Moderne Literatur sowie Filme und Serien sollten ihren Rezipienten Etwas bieten, was ihrer Meinung nach neu und noch nie da gewesen ist. Mit jedem neuen Roman und Drehbuch wird die Messlatte für diese Ansprüche höher gelegt. Doch wie kreiert man etwas noch nie Dagewesenes? Eine Möglichkeit, auf die in der heutigen Gesellschaft gerne zurückgegriffen wird, ist, etwas ‚Altes‘ mit etwas ‚anderem Alten‘ zu kombinieren. So wird ein klassisches Genre wie der Western im Film, zum Beispiel in Cowboys vs. Aliens, mit dem Science-Fiction-Genre vermischt und es entsteht eine Millionenproduktion. Die Fragen, die daraus resultieren, sind: Gibt es überhaupt noch eine Grenze? Wenn beliebige klassische Motive einfach miteinander vermischt werden, existiert dann überhaupt noch so etwas wie ein Genre?

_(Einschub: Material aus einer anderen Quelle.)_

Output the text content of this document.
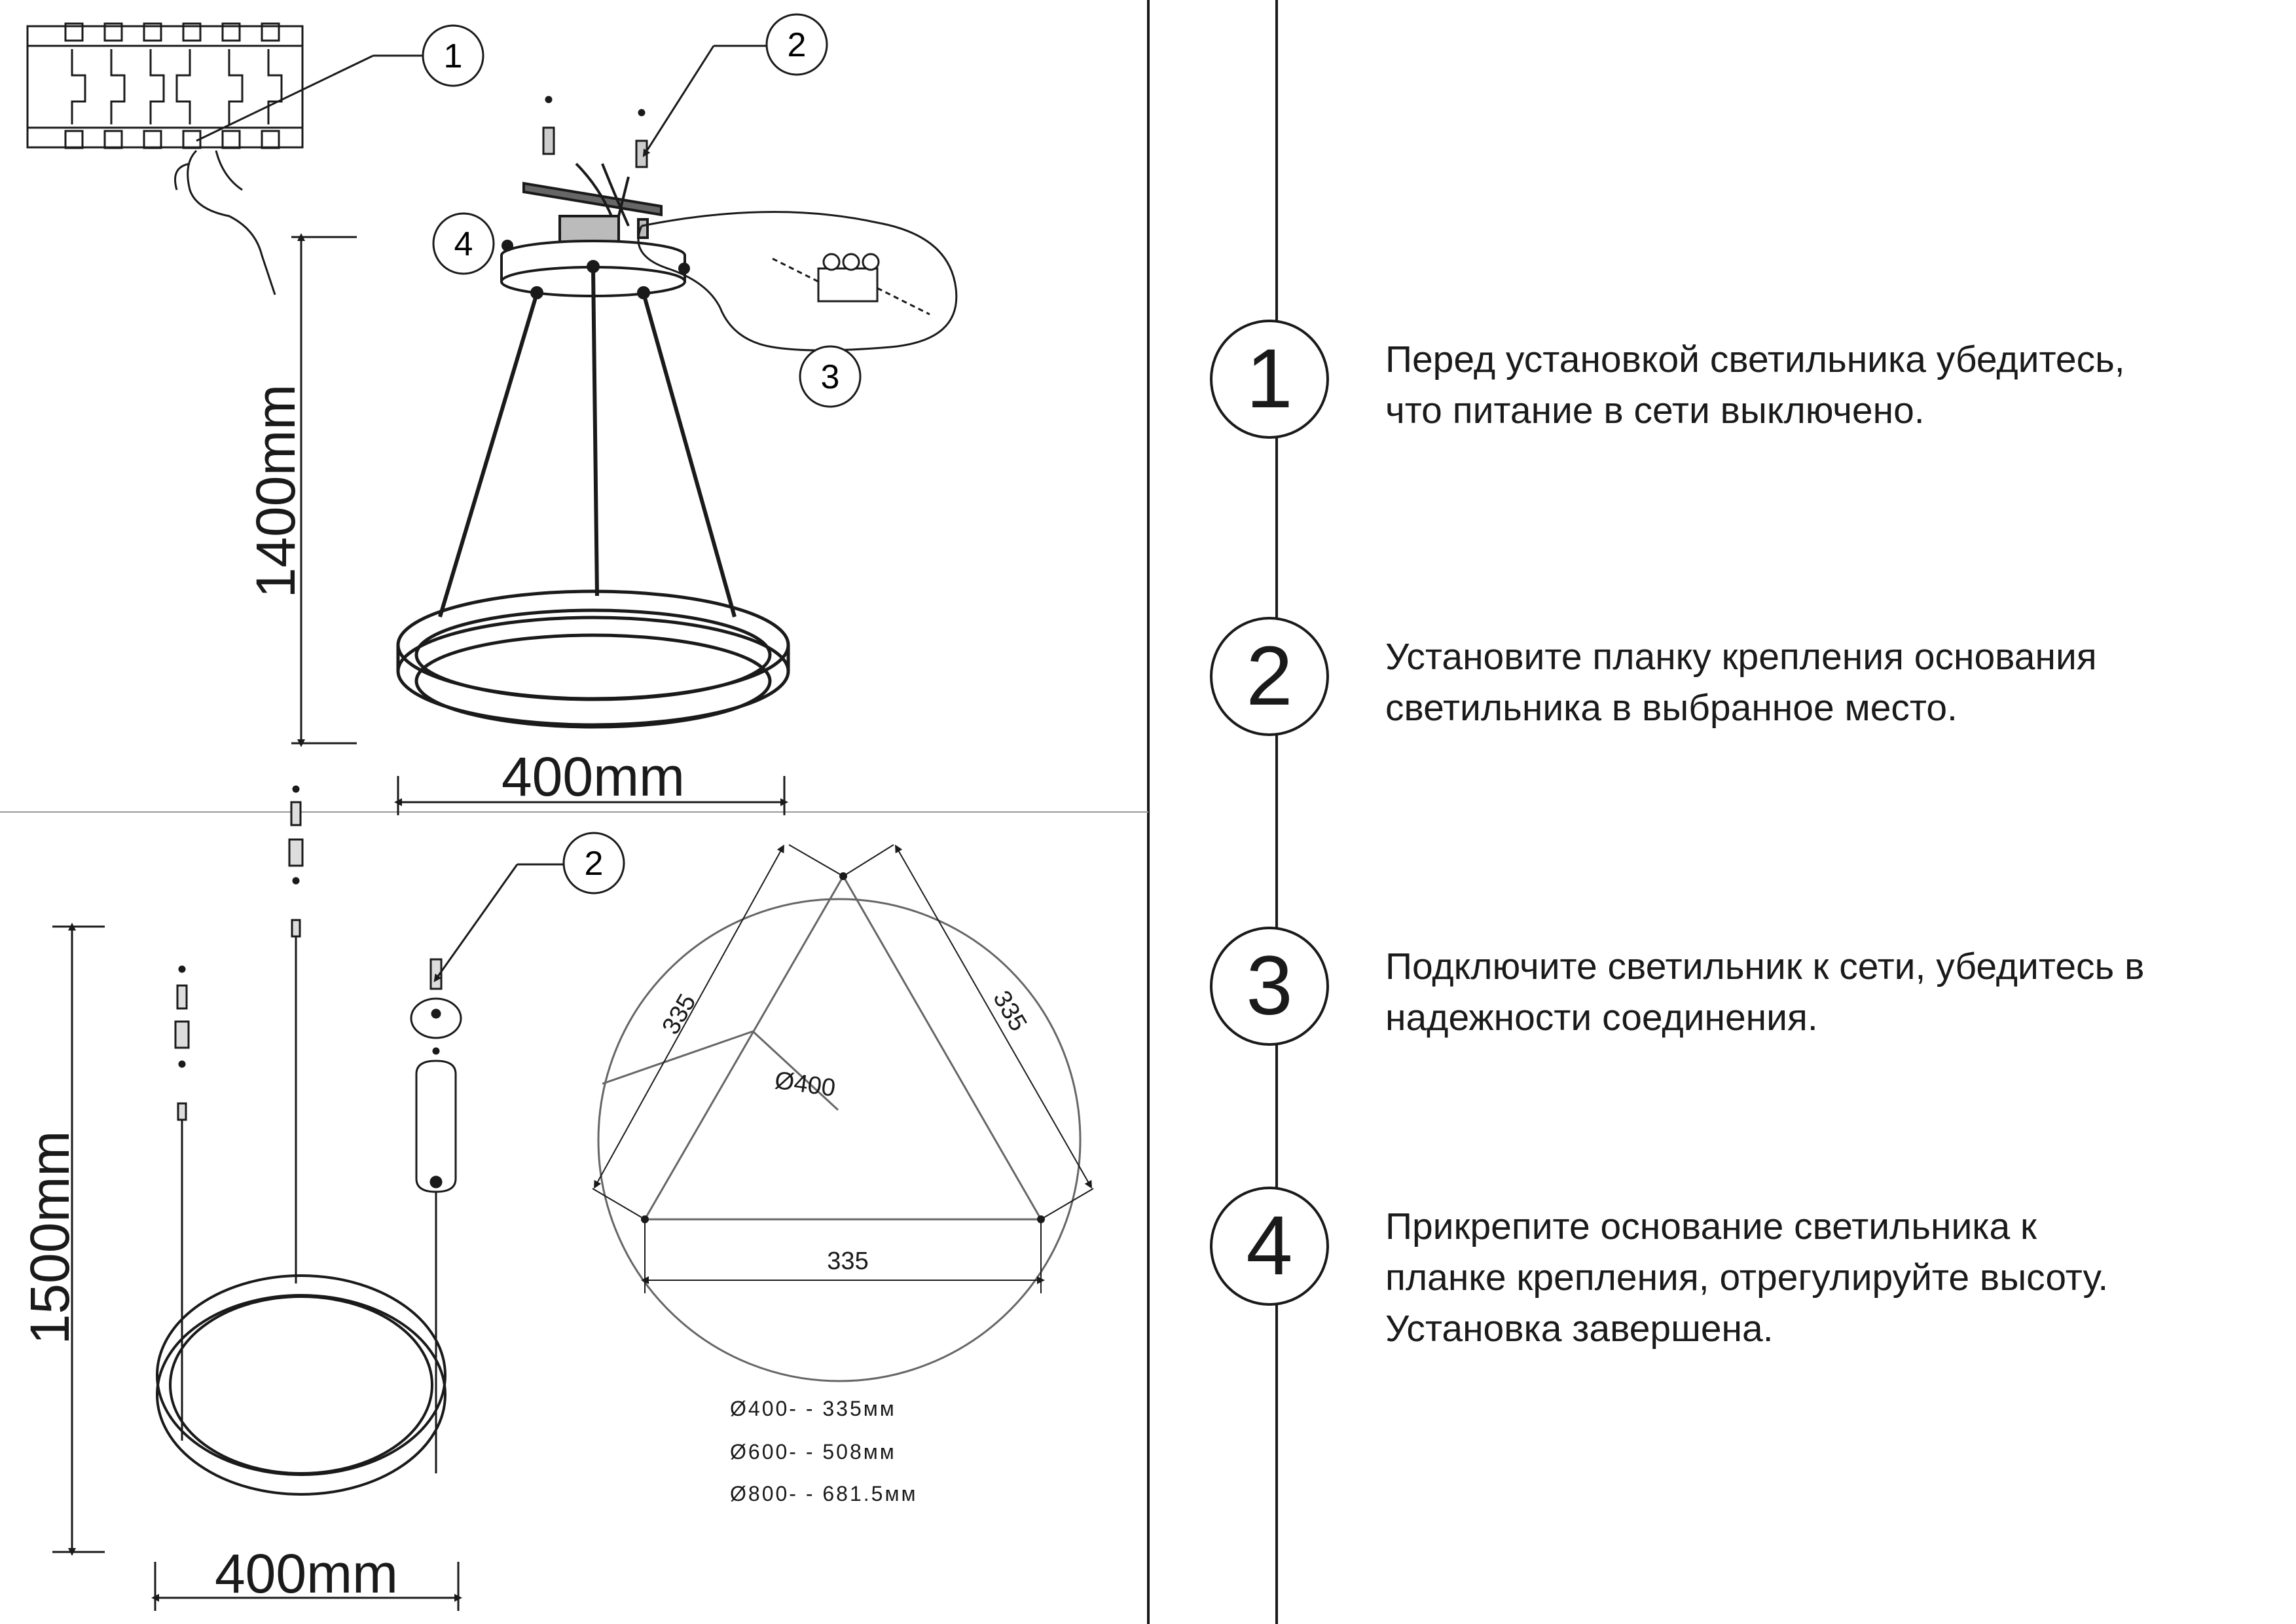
1	2
4
3
1400mm
400mm
2
1500mm
400mm
Ø400
335	335
335
Ø400- - 335мм
Ø600- - 508мм
Ø800- - 681.5мм
1	Перед установкой светильника убедитесь,
что питание в сети выключено.
2	Установите планку крепления основания
светильника в выбранное место.
3	Подключите светильник к сети, убедитесь в
надежности соединения.
4	Прикрепите основание светильника к
планке крепления, отрегулируйте высоту.
Установка завершена.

In der Antike gab es lediglich drei unterschiedliche Formen, in denen literarische Werke entstanden sind. Die sogenannten Naturformen[1], wie bereits Goethe sie nannte, waren die ‚Dramatik, Epik und Lyrik‘. Schon damals hatten die Gattungen keine fest definierten Eigenschaften, wie es auch heute noch ist, wodurch es noch schwieriger wird, ein Werk überhaupt in eine Gattung einzuordnen. Und doch ist die Literaturwissenschaft darum bemüht „eine möglichst präzise Abgrenzung der literarischen Gattungen voneinander“ zu erwirken, um überhaupt die Entstehung neuer Theorien möglich zu machen[2]. Nur so ist es auch möglich zu prüfen, ob die „durch Begriffsprägung als Gruppe zusammengefassten Texte“ tatsächlich als Gattung bezeichnet werden können[3]. Eine genaue Definierung und Prüfung ist allerdings erst im Nachhinein möglich, da diese neuen Gruppen meist „auf eine Transformation bereits existierender Gattungen zurückzuführen ist“.Diese Transformationen stellen sich zumeist als Subgattung dar, bevor sie als eigene Gattung anerkannt werden[4]. So spaltet sich beispielsweise im 18. Jahrhundert der Begriff Roman, der eine Gattung darstellt, in die Subgattungen fiktionaler und nichtfiktionaler Roman auf. Grundsätzlich sind sich Literaturtheoretiker nicht einig darüber, wie genau Gattungen entstanden bzw. zu verstehen sind. So erklärt u. A. André Jolles 1930[5], dass die „Grundbausteine für die komplexere(n) literarische(n) Gattungen“ Transformationen von „außerliterarischen Diskurstypen“ sind. Diese wie er sie bezeichnet „vorliterarischen Gattungen“ sind Legenden, Sagen, Mythen, Rätsel, Sprüche, Märchen, Witze, Memorabile und Kasus. Wilhelm Voßkamp[6]dagegen sieht „Gattungen als Antwort auf gesellschaftliche Bedürfnislagen“ und Probleme. Wenn die bestehenden Gattungen keine Möglichkeit mehr bieten, diese

Bedürfnisse zu befriedigen, ist es nötig, neue Gattungen zu erschaffen, die diesen Problemen gewachsen sind.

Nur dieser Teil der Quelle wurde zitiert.